Ces cantates françaises typiques adoptent la forme de mini opéras, alternant récitatifs et arias pour voix soliste. L’Amour Endormy, qui ouvre le concert, illustre le sujet galant très à la mode en ce 18ème siècle dont Mozart fit l’une de ses rares mélodies françaises « Dans un bois solitaire et sombre ». Les rythmes de danse y dominent, alors que le continuo (viole de gambe et clavecin qui accompagnent le chant), est renforcé par la « sinfonia » des violons.

« Ariane consolée par Bacchus » se contente du continuo, le chant constituant l’essentiel de l’œuvre. Par contre, la viole de gambe sort de son rôle de simple accompagnement pour orner joliment la mélodie. Etienne Mangot s’y montre virtuose autant que musicien. Enfin la « Cantate de Bacchus » joue sur le comique irrésistible de l’ivresse avec l’effectif instrumental complet.

Le baryton-basse Jean-Manuel Candenot assume avec panache la partie vocale. Voix sombre splendidement timbrée, sens absolu de la déclamation pour laquelle il se réfère à la prononciation d’époque telle qu’elle est pratiquée notamment par l’acteur Benjamin Lazar, déjà présent en ce même lieu. Un vrai régal.

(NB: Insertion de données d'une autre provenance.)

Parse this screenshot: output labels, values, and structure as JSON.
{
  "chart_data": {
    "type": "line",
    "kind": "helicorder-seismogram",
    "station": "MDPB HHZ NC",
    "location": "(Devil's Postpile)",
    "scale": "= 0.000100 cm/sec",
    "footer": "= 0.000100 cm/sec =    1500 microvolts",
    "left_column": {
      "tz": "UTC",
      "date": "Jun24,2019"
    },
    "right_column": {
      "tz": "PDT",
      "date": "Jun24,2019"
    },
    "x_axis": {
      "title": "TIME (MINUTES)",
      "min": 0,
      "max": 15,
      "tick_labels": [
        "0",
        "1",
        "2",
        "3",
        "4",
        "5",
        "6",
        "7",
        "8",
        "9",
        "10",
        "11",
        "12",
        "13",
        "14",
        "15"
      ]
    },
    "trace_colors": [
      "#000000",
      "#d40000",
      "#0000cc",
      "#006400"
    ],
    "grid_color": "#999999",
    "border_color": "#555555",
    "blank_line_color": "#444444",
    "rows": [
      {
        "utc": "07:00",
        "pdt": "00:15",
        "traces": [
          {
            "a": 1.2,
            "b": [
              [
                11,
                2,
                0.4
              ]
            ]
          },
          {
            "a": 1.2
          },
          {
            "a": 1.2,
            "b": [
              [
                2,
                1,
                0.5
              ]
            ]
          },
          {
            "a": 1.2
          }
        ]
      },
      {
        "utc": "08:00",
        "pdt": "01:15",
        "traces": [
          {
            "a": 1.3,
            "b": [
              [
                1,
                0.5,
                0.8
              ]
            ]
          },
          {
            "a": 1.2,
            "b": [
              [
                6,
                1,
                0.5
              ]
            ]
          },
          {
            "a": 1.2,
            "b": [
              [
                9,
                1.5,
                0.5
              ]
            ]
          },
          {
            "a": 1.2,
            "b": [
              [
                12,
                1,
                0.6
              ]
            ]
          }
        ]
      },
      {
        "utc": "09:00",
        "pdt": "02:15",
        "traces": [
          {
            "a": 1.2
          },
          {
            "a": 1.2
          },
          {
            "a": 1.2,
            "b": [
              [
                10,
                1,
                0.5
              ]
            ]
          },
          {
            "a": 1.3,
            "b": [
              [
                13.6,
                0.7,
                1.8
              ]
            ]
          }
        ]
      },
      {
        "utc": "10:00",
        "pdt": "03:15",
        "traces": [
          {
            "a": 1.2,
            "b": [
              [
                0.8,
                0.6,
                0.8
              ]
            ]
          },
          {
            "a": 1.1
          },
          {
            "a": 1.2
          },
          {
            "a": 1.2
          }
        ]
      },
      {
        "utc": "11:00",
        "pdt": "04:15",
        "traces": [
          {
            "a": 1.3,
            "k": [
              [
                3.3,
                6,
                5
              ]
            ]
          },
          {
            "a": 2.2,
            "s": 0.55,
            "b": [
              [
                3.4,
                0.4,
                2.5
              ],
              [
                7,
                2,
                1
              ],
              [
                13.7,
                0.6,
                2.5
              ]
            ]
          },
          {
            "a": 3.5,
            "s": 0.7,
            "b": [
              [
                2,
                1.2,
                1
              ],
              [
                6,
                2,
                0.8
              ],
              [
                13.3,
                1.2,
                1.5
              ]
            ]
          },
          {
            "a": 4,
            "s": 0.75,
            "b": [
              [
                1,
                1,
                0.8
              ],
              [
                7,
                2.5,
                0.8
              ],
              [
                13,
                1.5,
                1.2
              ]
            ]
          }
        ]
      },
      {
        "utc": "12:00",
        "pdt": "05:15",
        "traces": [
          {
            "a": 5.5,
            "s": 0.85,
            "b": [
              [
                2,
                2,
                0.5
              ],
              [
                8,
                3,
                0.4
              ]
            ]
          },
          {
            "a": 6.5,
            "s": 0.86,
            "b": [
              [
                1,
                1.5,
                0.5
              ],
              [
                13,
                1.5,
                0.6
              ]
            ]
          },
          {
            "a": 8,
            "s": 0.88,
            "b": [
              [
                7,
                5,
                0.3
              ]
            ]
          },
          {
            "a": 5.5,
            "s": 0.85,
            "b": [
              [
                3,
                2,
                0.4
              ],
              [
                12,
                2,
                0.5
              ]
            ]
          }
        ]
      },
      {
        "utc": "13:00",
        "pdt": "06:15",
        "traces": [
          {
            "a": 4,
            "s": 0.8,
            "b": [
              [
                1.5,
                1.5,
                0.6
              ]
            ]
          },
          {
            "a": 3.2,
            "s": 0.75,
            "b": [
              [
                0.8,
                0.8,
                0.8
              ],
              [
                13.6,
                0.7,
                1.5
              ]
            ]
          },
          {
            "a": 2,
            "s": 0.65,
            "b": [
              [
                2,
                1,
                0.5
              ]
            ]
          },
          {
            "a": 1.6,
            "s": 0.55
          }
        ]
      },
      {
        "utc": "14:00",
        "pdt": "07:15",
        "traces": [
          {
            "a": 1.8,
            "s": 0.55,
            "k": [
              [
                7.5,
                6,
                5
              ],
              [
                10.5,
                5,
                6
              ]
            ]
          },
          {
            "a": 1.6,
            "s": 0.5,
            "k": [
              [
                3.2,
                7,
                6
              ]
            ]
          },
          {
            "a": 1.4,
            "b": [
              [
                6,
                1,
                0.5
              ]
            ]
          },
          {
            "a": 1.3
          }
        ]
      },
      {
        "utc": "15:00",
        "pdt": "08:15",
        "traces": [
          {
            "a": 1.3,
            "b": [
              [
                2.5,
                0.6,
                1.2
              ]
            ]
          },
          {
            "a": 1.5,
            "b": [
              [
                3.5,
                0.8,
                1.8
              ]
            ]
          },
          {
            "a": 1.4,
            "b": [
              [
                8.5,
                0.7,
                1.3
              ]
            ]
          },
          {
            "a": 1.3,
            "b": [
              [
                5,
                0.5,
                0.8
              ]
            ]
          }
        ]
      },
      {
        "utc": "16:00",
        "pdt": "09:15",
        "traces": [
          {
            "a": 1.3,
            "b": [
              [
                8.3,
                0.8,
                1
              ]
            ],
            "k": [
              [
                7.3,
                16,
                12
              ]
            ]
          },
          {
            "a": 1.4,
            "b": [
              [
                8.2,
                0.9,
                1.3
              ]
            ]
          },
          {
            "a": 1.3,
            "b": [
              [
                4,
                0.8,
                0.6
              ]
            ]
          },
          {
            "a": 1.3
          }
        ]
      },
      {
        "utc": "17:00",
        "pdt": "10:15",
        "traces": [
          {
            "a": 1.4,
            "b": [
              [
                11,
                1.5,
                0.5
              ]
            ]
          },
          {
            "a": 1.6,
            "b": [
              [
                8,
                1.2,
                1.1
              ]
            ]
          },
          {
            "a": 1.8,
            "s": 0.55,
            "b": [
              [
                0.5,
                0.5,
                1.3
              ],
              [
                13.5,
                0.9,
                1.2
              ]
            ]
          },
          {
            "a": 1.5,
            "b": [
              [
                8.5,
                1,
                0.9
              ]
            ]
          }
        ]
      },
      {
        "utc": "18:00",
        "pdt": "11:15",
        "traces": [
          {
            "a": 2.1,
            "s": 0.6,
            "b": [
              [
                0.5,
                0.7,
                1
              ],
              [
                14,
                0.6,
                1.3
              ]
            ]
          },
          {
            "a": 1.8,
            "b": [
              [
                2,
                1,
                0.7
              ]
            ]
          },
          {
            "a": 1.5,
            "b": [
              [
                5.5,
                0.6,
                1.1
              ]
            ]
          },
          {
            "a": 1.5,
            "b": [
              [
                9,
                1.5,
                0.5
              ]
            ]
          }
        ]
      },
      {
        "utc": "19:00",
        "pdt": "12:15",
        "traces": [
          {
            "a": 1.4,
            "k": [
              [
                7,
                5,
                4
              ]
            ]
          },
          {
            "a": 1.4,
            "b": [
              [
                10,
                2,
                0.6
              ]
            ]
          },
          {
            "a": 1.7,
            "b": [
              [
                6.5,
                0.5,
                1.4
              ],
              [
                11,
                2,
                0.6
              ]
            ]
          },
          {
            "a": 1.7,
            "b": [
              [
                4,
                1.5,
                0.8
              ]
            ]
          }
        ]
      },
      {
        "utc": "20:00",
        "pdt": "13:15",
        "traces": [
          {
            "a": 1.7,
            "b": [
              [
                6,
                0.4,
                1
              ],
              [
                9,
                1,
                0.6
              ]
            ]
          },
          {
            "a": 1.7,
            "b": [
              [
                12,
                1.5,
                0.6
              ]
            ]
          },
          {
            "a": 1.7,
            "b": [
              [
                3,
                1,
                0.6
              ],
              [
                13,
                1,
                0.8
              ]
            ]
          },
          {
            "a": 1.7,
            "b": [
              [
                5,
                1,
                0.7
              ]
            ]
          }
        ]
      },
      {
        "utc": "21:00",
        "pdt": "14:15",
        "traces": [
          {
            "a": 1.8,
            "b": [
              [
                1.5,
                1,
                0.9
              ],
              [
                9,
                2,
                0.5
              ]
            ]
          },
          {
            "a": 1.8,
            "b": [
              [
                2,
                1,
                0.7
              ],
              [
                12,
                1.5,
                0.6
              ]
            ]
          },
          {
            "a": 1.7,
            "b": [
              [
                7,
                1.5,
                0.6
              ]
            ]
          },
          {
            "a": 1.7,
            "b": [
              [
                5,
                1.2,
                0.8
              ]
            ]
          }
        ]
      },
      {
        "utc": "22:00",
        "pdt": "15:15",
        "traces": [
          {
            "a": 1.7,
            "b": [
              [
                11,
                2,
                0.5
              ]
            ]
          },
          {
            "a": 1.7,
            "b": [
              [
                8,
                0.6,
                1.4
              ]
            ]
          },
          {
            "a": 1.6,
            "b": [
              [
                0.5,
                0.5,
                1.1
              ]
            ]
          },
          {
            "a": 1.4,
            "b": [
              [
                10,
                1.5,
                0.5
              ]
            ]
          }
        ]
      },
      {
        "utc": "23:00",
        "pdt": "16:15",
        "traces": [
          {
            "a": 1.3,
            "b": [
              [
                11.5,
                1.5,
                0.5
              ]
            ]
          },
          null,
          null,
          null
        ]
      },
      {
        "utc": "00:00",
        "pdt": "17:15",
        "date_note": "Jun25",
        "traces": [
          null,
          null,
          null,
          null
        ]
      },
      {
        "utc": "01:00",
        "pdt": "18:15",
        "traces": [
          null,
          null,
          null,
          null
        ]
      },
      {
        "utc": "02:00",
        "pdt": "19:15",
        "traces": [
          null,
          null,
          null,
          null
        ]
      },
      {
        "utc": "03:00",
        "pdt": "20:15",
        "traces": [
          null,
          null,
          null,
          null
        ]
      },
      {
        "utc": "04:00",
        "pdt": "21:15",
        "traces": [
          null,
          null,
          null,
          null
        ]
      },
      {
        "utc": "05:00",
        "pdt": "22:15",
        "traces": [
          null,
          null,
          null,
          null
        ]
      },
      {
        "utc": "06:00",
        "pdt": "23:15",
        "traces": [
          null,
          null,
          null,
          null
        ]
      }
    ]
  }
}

Alternant avec ces partitions inédites, François Couperin déploie ses charmes sous les doigts experts de Yasuko Bouvard. Dans « Le Rossignol en Amour », le clavecin dialogue avec la flûte à bec de Jean-Marc Andrieu, imitant l’oiseau de nuit enamouré. « Les Folies Françoises », suite de variations portraits pleines d’esprit, sont suivie d’une émouvante pièce nostalgique « L’âme en peine » à laquelle l’interprète confère un admirable poids affectif.